Derrière les deux hommes, Flinn émit un long sifflement.

— Seigneur, objecta Naeff, c’est très loin à l’intérieur du territoire des Seanchaniens.

— Je sais…, fit Rand en jetant un coup d’œil à Flinn. Mais ça a un sens historique évident. Et nous ne risquerons rien. Les Seanchaniens n’ont pas un sens de l’honneur à géométrie variable. Si nous agitons un drapeau blanc, ils ne nous attaqueront pas.

— Tu en es sûr, seigneur ? s’inquiéta Naeff. Je n’aime pas la façon dont ils me regardent… Ce mépris, dans leurs yeux à tous. Et cette pitié, comme si j’étais un chien qui fouille des poubelles dans la cour d’une auberge. Que la Lumière me brûle, mais ça me rend malade !

— Ils ont des colliers en réserve, seigneur, dit Flinn. Drapeau blanc ou pas, ils crèveront d’envie de nous capturer.

Rand ferma les yeux, rassembla en lui sa colère, et se concentra sur le vent qui lui cinglait le visage. Puis il ouvrit les yeux et les leva vers le ciel chargé de nuages noirs. Pas question de penser au collier et à ses doigts noués autour du cou de Min. C’était du passé.

Bien plus dur que l’acier, il ne pouvait plus être brisé.

— Nous devons signer une trêve avec les Seanchaniens. Malgré nos différends…

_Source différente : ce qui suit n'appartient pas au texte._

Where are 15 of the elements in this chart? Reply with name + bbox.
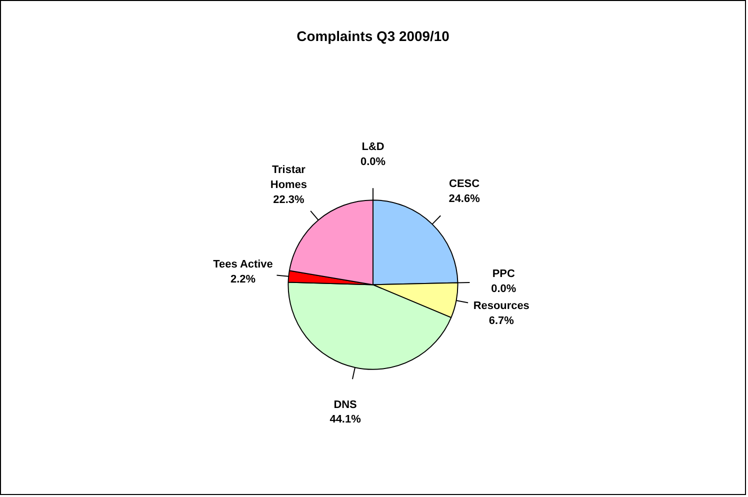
data-label: 24.6% [448,192,480,205]
category-label: PPC [492,268,515,280]
category-label: L&D [362,140,384,153]
data-label: 6.7% [488,315,514,328]
data-label: 44.1% [330,414,362,426]
chart-title: Complaints Q3 2009/10 [296,28,450,44]
data-label: 2.2% [230,273,256,286]
slice-label: Resources [473,300,530,312]
slice-label: Tees Active [213,258,273,270]
slice-label: CESC [449,178,480,190]
data-label: 22.3% [273,194,305,206]
slice-label: Tristar Homes [270,164,307,192]
text: 0.0% [491,283,516,296]
slice-label: DNS [334,398,357,411]
text: 0.0% [360,156,386,168]
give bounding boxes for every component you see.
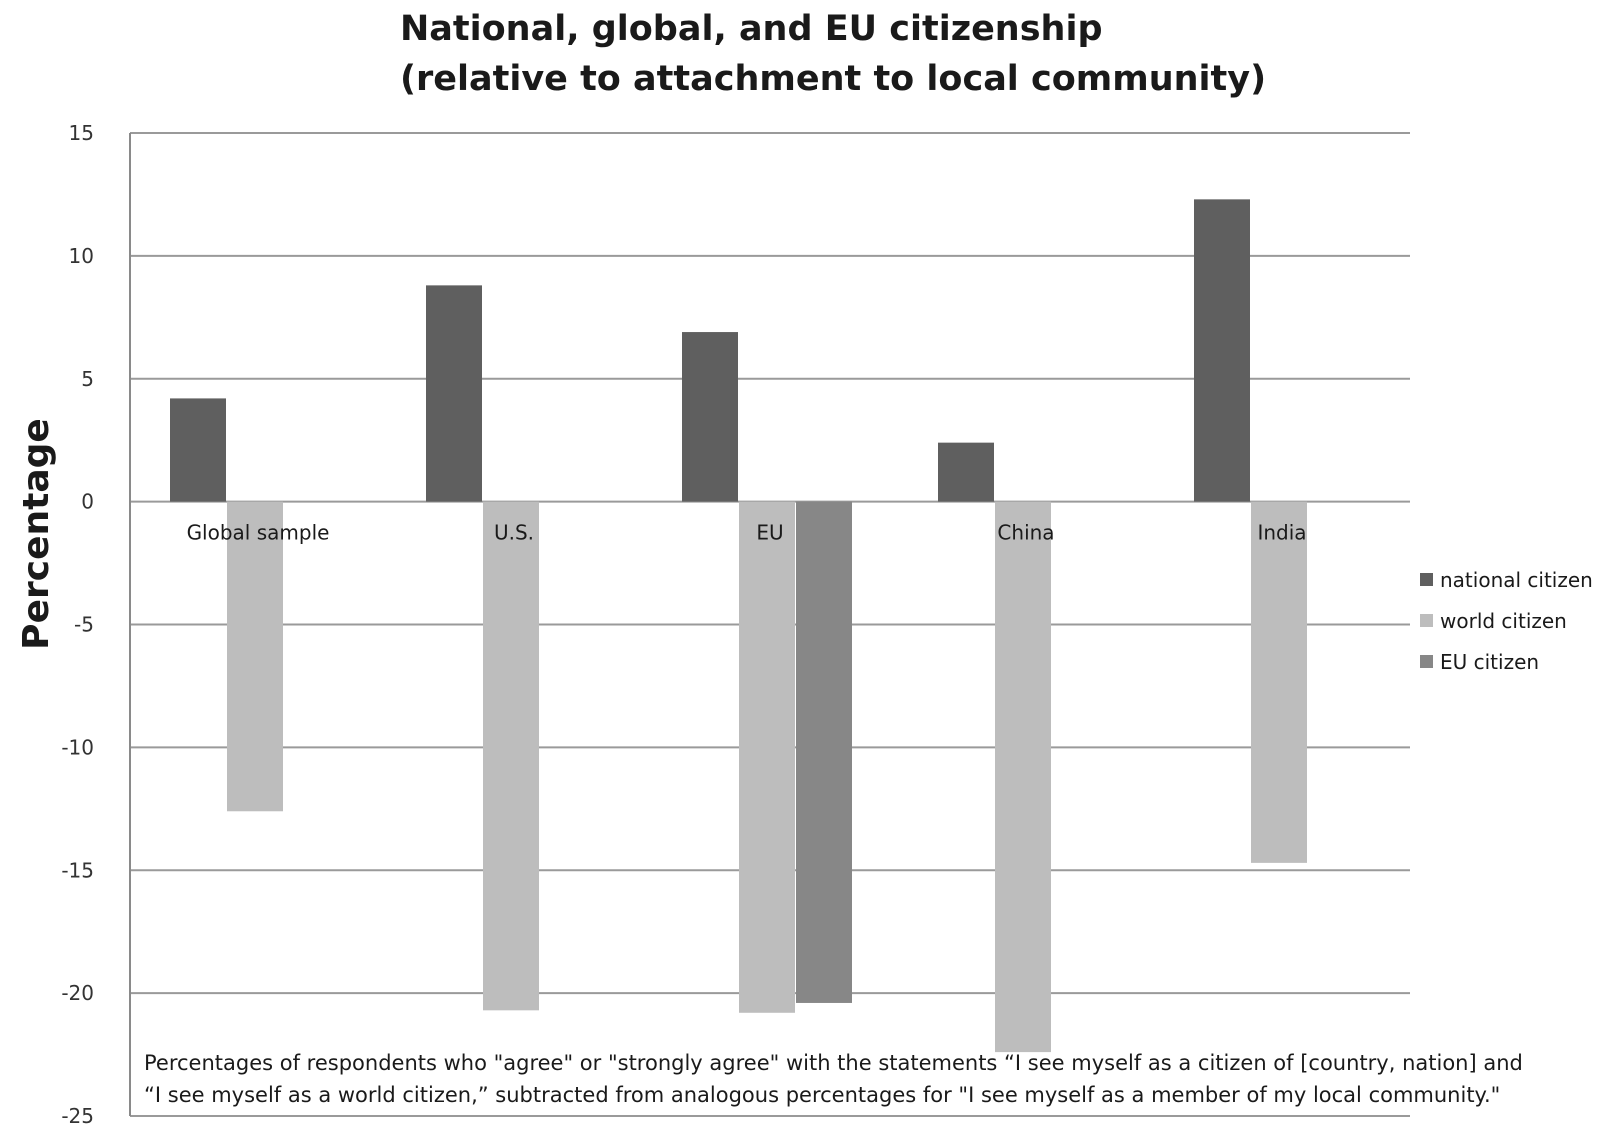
category-label: EU (756, 521, 783, 545)
y-tick-label: 5 (81, 367, 94, 391)
bar-national-citizen-4 (1194, 199, 1250, 502)
legend-swatch-national-citizen (1420, 573, 1433, 586)
legend-label-world-citizen: world citizen (1440, 609, 1567, 633)
legend: national citizen world citizen EU citizen (1420, 568, 1593, 674)
y-tick-label: -10 (61, 735, 94, 759)
bar-EU-citizen-2 (796, 501, 852, 1003)
chart-title-line-1: National, global, and EU citizenship (400, 9, 1103, 49)
y-tick-label: -15 (61, 858, 94, 882)
category-label: India (1257, 521, 1306, 545)
y-tick-label: 15 (69, 121, 94, 145)
y-tick-label: 0 (81, 490, 94, 514)
legend-label-EU-citizen: EU citizen (1440, 650, 1539, 674)
bar-national-citizen-0 (170, 398, 226, 502)
bar-national-citizen-2 (682, 332, 738, 502)
chart-note-line-1: Percentages of respondents who "agree" o… (144, 1051, 1523, 1075)
legend-swatch-EU-citizen (1420, 655, 1433, 668)
y-tick-label: -25 (61, 1104, 94, 1128)
y-axis-label: Percentage (16, 418, 57, 650)
y-tick-label: -20 (61, 981, 94, 1005)
bar-national-citizen-1 (426, 285, 482, 502)
legend-swatch-world-citizen (1420, 614, 1433, 627)
bar-world-citizen-3 (995, 501, 1051, 1053)
legend-label-national-citizen: national citizen (1440, 568, 1593, 592)
category-label: China (997, 521, 1054, 545)
bar-world-citizen-1 (483, 501, 539, 1011)
y-tick-label: 10 (69, 244, 94, 268)
category-label: U.S. (494, 521, 534, 545)
bars (170, 199, 1307, 1053)
bar-world-citizen-2 (739, 501, 795, 1013)
bar-world-citizen-0 (227, 501, 283, 812)
chart-title-line-2: (relative to attachment to local communi… (400, 59, 1266, 99)
chart-note-line-2: “I see myself as a world citizen,” subtr… (144, 1083, 1500, 1107)
category-label: Global sample (187, 521, 330, 545)
y-tick-label: -5 (74, 613, 94, 637)
bar-world-citizen-4 (1251, 501, 1307, 863)
labels: 15 10 5 0 -5 -10 -15 -20 -25 Global sample U.S. EU C… (61, 121, 1306, 1128)
bar-national-citizen-3 (938, 442, 994, 502)
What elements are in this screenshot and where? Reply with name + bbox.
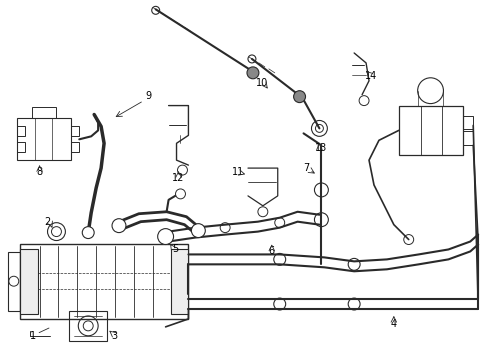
Text: 1: 1 — [30, 331, 36, 341]
Text: 12: 12 — [172, 173, 184, 183]
Bar — [462, 116, 472, 129]
Circle shape — [112, 219, 126, 233]
Bar — [20, 244, 188, 319]
Bar — [71, 126, 79, 136]
Text: 8: 8 — [37, 167, 42, 177]
Bar — [17, 118, 71, 160]
Circle shape — [82, 227, 94, 239]
Text: 11: 11 — [231, 167, 244, 177]
Text: 13: 13 — [315, 143, 327, 153]
Bar — [71, 142, 79, 152]
Circle shape — [191, 224, 205, 238]
Circle shape — [175, 189, 185, 199]
Bar — [398, 105, 462, 155]
Bar — [32, 107, 56, 118]
Text: 6: 6 — [268, 247, 274, 256]
Bar — [170, 249, 188, 314]
Text: 4: 4 — [390, 319, 396, 329]
Circle shape — [293, 91, 305, 103]
Circle shape — [246, 67, 258, 79]
Text: 2: 2 — [44, 217, 51, 227]
Bar — [17, 142, 25, 152]
Text: 9: 9 — [145, 91, 151, 101]
Text: 10: 10 — [255, 78, 267, 88]
Text: 14: 14 — [364, 71, 376, 81]
Bar — [8, 252, 20, 311]
Bar — [17, 126, 25, 136]
Text: 7: 7 — [303, 163, 309, 173]
Text: 5: 5 — [172, 244, 178, 255]
Text: 3: 3 — [111, 331, 117, 341]
Bar — [462, 131, 472, 145]
Bar — [69, 311, 107, 341]
Circle shape — [157, 229, 173, 244]
Bar — [20, 249, 38, 314]
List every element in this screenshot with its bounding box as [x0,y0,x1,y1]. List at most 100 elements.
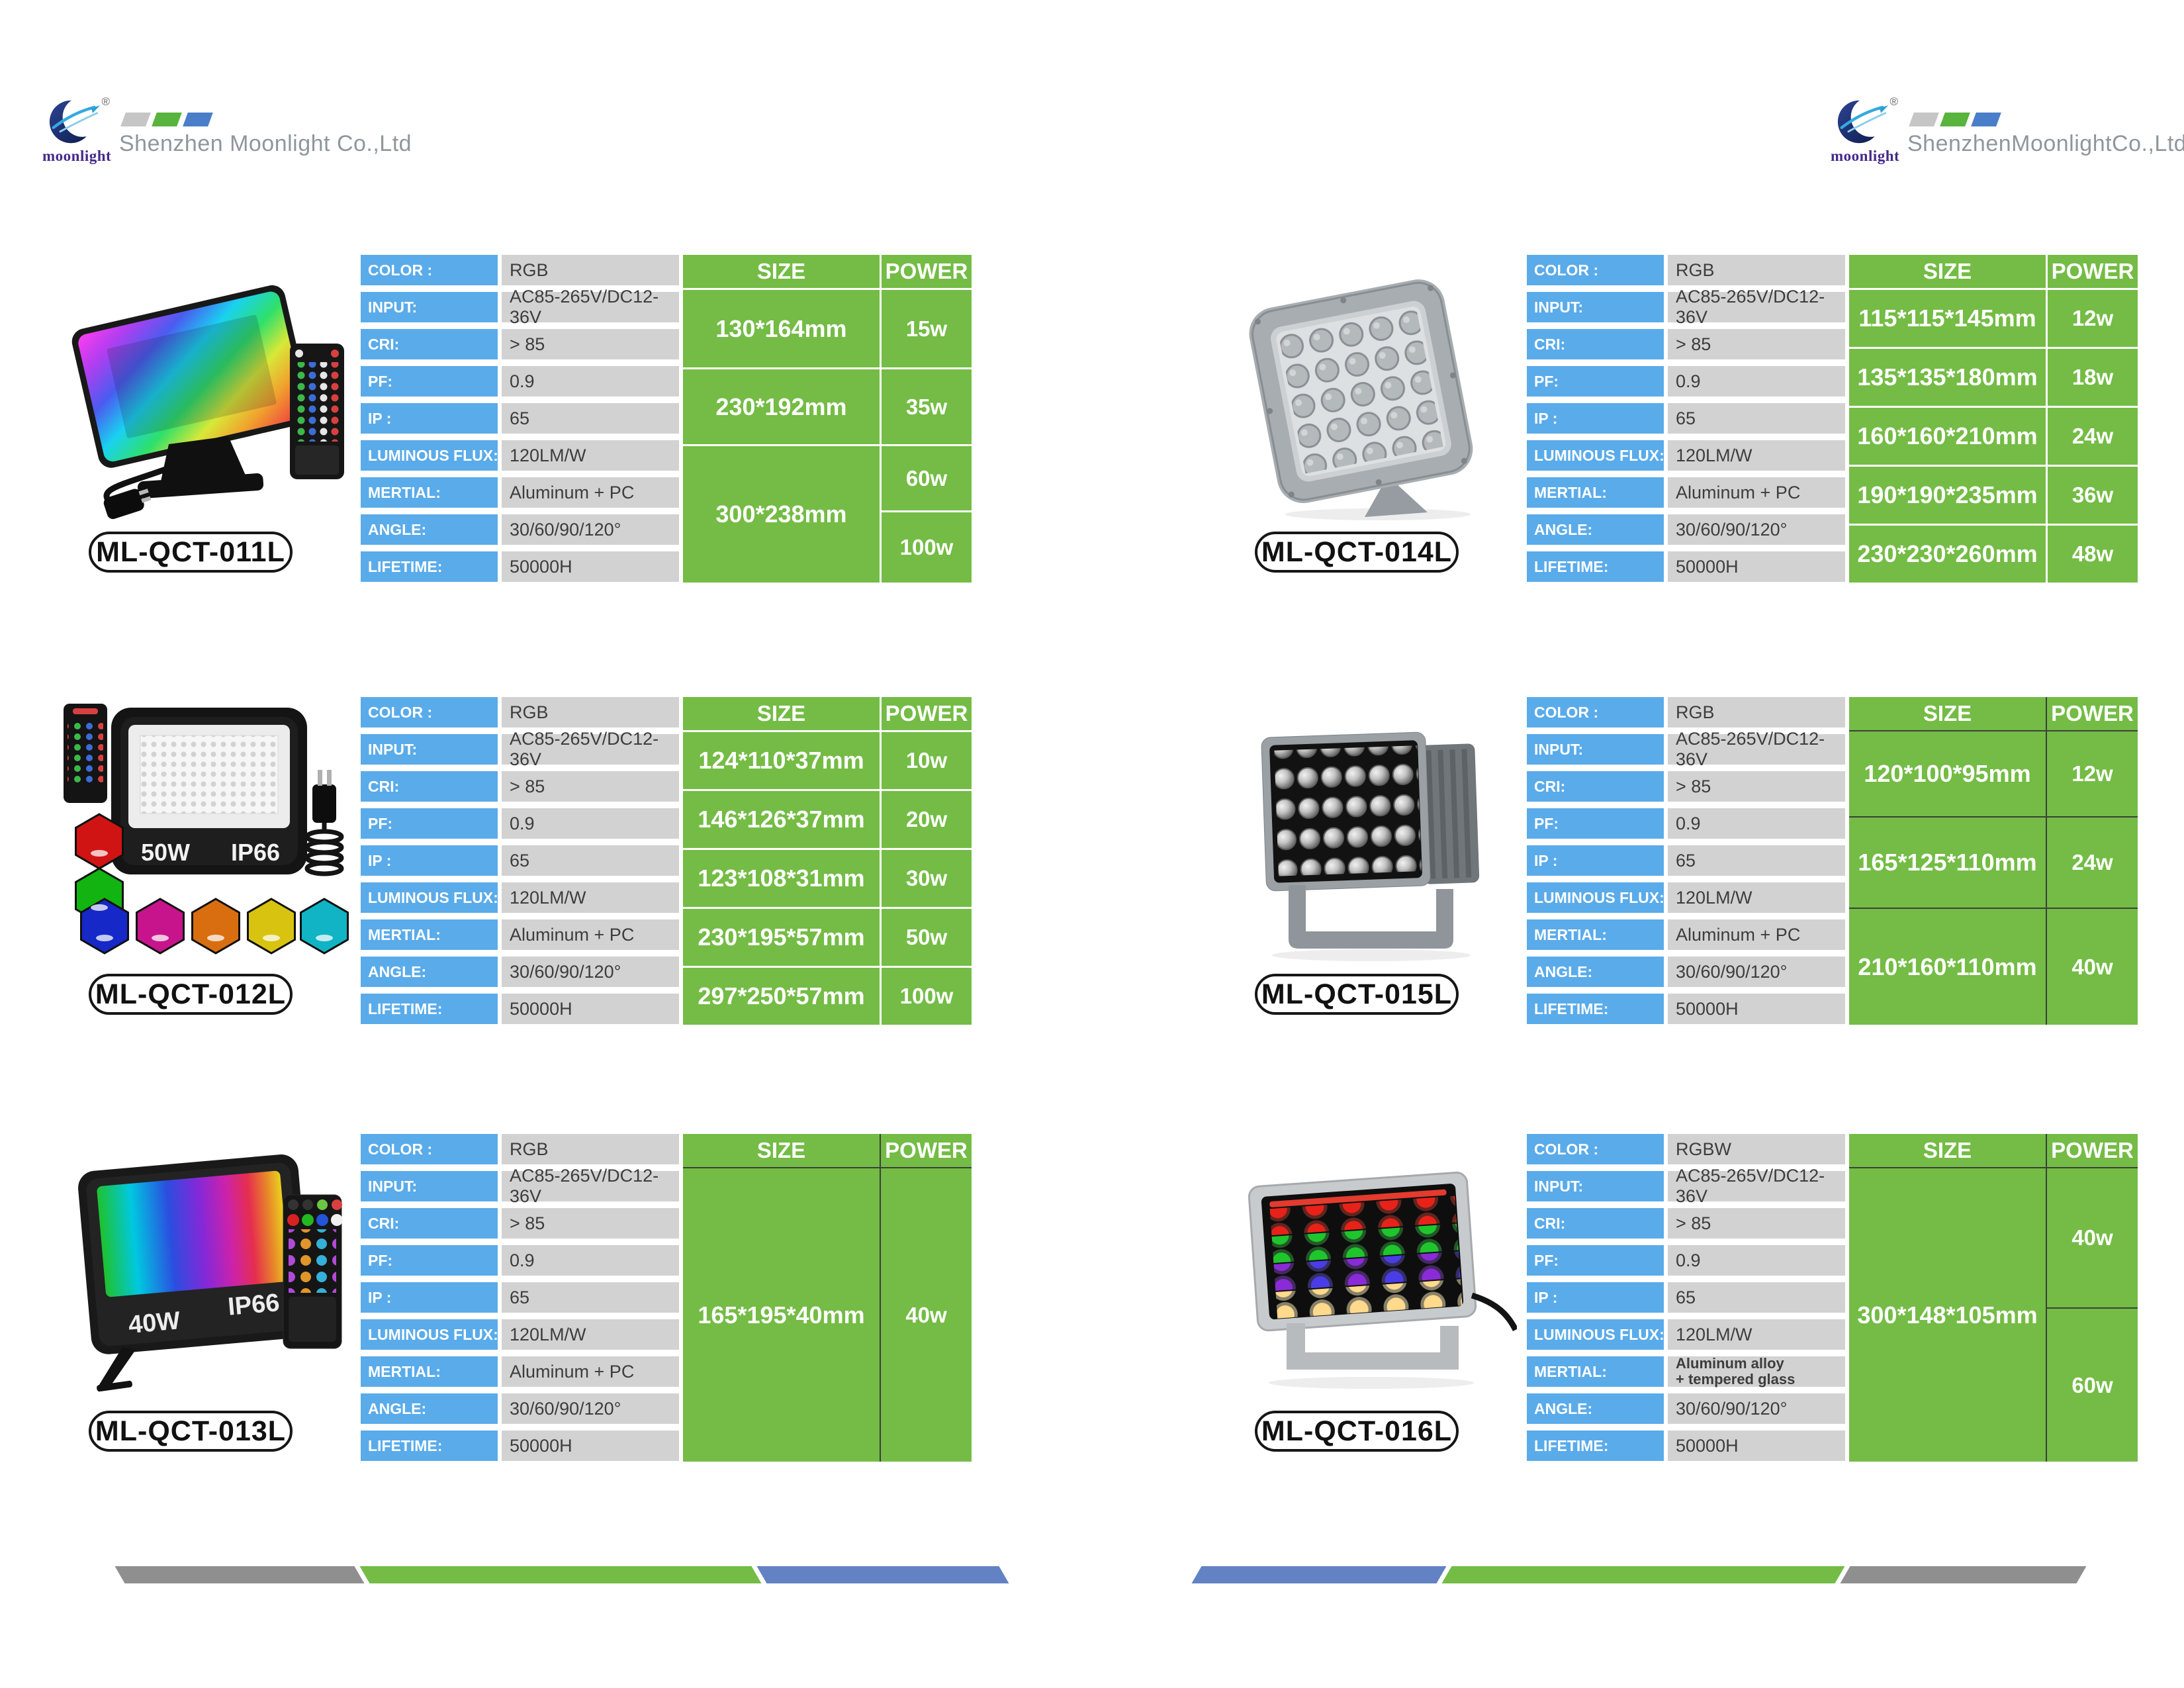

— Nos différends ? répéta Flinn. Seigneur, je n’emploierais pas ce mot. Ils veulent nous réduire en esclavage, voire nous exécuter tous. Et ils pensent nous faire une faveur !

Rand soutint le regard de Flinn. Loin d’être un rebelle, c’était un parangon de loyauté. Pourtant, Rand parvint à lui faire baisser les yeux. Aucune dissension n’était tolérable. Avec le mensonge, c’était ça qui l’avait conduit à porter un collier. Terminées, les fantaisies !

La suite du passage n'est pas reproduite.